# Using my compound to bowfish



## OutdoorAddicted25 (Mar 20, 2012)

i have a buddy who has a smaller matthews bow he uses, but i was wondering if it would be too much of a hassle to rig up an adult jennings bow to bowfish. i have reel and arrows already, i would just like to know what i need to do to get it right. thanks guys!


----------



## Michael (Mar 20, 2012)

http://forum.gon.com/showthread.php?t=677786


----------



## Gaducker (Mar 20, 2012)

If its a jennings carbon extreem you can back those limb bolts all the way out so far you an disassemble the bow with out a bow press so you can turn it way down with out fear of it coming apart.


----------



## OutdoorAddicted25 (Mar 20, 2012)

I know a good bit about bowfishing but would it be smart to shorten the draw for quicker shooting?


----------



## GT Whitetail (Mar 21, 2012)

outdoor..IMO it is best to maintain a consistant anchor point when shooting. Right now my bow is backed way out because the fish are rolling on top anyway and I don't want complete pass-throughs b/c it takes longer to get them off the line.. If you can get your compound down to around 40lbs or so then you should be fine, but you might wanna strip it of all the other deer hunting accesories if you havent already.


----------



## OutdoorAddicted25 (Mar 21, 2012)

ya it already has the sight removed. but i heard that for catfish you need a solid 50 pounds to keep one on the line. is that true?


----------



## markland (Mar 21, 2012)

Deeper, bigger fish can require more draw weight depending on the setup.  With my standard 2-cam Pearson bows I shoot them on 50# for big, deep fish, with my Oneida Osprey I can do the same thing on 40#.  For shallow, normal carp shooting anything over 30# should be fine, heavier draw weights just make pulling your arrow out of the bottom harder and can lead to pass thru which make getting fish of your line and arrow more difficult as others have stated.


----------



## PartyFowl20 (Apr 4, 2012)

I use the same bow I hunt deer with and it works just fine. It does get more abuse than I would like from being bounced around on the boat when your running to spots on the lake.  I use "The Rock" by Diamond and I just bring the rockers down for bowfishing.  Mark actually set mine up and I've never had a problem with it yet, I would just use the reel seat that screws into your stabilizer instead of the AMS system if you don't want to mess with your sights for deer.


----------



## emusmacker (Apr 4, 2012)

Just lower the pondage.
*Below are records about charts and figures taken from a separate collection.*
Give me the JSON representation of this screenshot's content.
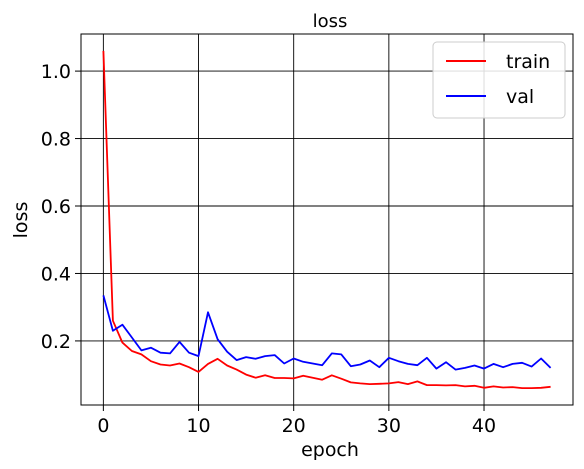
{
  "chart_data": {
    "type": "line",
    "title": "loss",
    "xlabel": "epoch",
    "ylabel": "loss",
    "xlim": [
      -2.35,
      49.35
    ],
    "ylim": [
      0.01,
      1.11
    ],
    "xticks": [
      0,
      10,
      20,
      30,
      40
    ],
    "yticks": [
      0.2,
      0.4,
      0.6,
      0.8,
      1.0
    ],
    "xtick_labels": [
      "0",
      "10",
      "20",
      "30",
      "40"
    ],
    "ytick_labels": [
      "0.2",
      "0.4",
      "0.6",
      "0.8",
      "1.0"
    ],
    "grid": true,
    "legend_position": "top-right",
    "x": [
      0,
      1,
      2,
      3,
      4,
      5,
      6,
      7,
      8,
      9,
      10,
      11,
      12,
      13,
      14,
      15,
      16,
      17,
      18,
      19,
      20,
      21,
      22,
      23,
      24,
      25,
      26,
      27,
      28,
      29,
      30,
      31,
      32,
      33,
      34,
      35,
      36,
      37,
      38,
      39,
      40,
      41,
      42,
      43,
      44,
      45,
      46,
      47
    ],
    "series": [
      {
        "name": "train",
        "color": "#ff0000",
        "values": [
          1.06,
          0.26,
          0.195,
          0.17,
          0.16,
          0.14,
          0.13,
          0.127,
          0.133,
          0.122,
          0.108,
          0.132,
          0.147,
          0.127,
          0.115,
          0.1,
          0.091,
          0.098,
          0.09,
          0.09,
          0.089,
          0.097,
          0.091,
          0.085,
          0.098,
          0.088,
          0.077,
          0.074,
          0.072,
          0.073,
          0.074,
          0.078,
          0.072,
          0.08,
          0.069,
          0.069,
          0.068,
          0.069,
          0.065,
          0.067,
          0.061,
          0.065,
          0.062,
          0.063,
          0.06,
          0.06,
          0.061,
          0.064
        ]
      },
      {
        "name": "val",
        "color": "#0000ff",
        "values": [
          0.335,
          0.23,
          0.248,
          0.21,
          0.172,
          0.18,
          0.165,
          0.163,
          0.197,
          0.165,
          0.155,
          0.285,
          0.205,
          0.168,
          0.143,
          0.152,
          0.147,
          0.155,
          0.158,
          0.133,
          0.148,
          0.138,
          0.133,
          0.128,
          0.163,
          0.16,
          0.125,
          0.13,
          0.142,
          0.122,
          0.15,
          0.14,
          0.132,
          0.128,
          0.15,
          0.118,
          0.137,
          0.115,
          0.12,
          0.127,
          0.118,
          0.132,
          0.122,
          0.132,
          0.135,
          0.124,
          0.148,
          0.12
        ]
      }
    ]
  }
}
I had a buddy shoot thu a gar with 60 lbs of pull from a longbiw and the gar thrashed around and ended up cutting the line. If it hadn't paseed thru he would still have his arrow and the gar.


----------



## OutdoorAddicted25 (Apr 5, 2012)

Alright I guess I'll do that! I already took the sights off because it's my brothers bow that he used to deer hunt with. I can't wait to get out there though! Just don't really know how to much! Wish I had a bowfishing mentor! Ha


----------



## OutdoorAddicted25 (Apr 10, 2012)

Finally got it all rigged up! Pulled the poundage down to about 50 so I think in good!


----------



## castandblast (Apr 11, 2012)

50 is still pretty stout. I shoot one bow at 30-35 and another at 35-40 for deeper and bigger fish.


----------



## Hard Core (Apr 11, 2012)

You can shoot anything with 17 lbs....boat control son. Definently, strip her down. Get you a good rest, Muzzy fish hook, good reel Muzzy, and the correct line, 200lb fast flight. Light em up and send them home! Good Luck


----------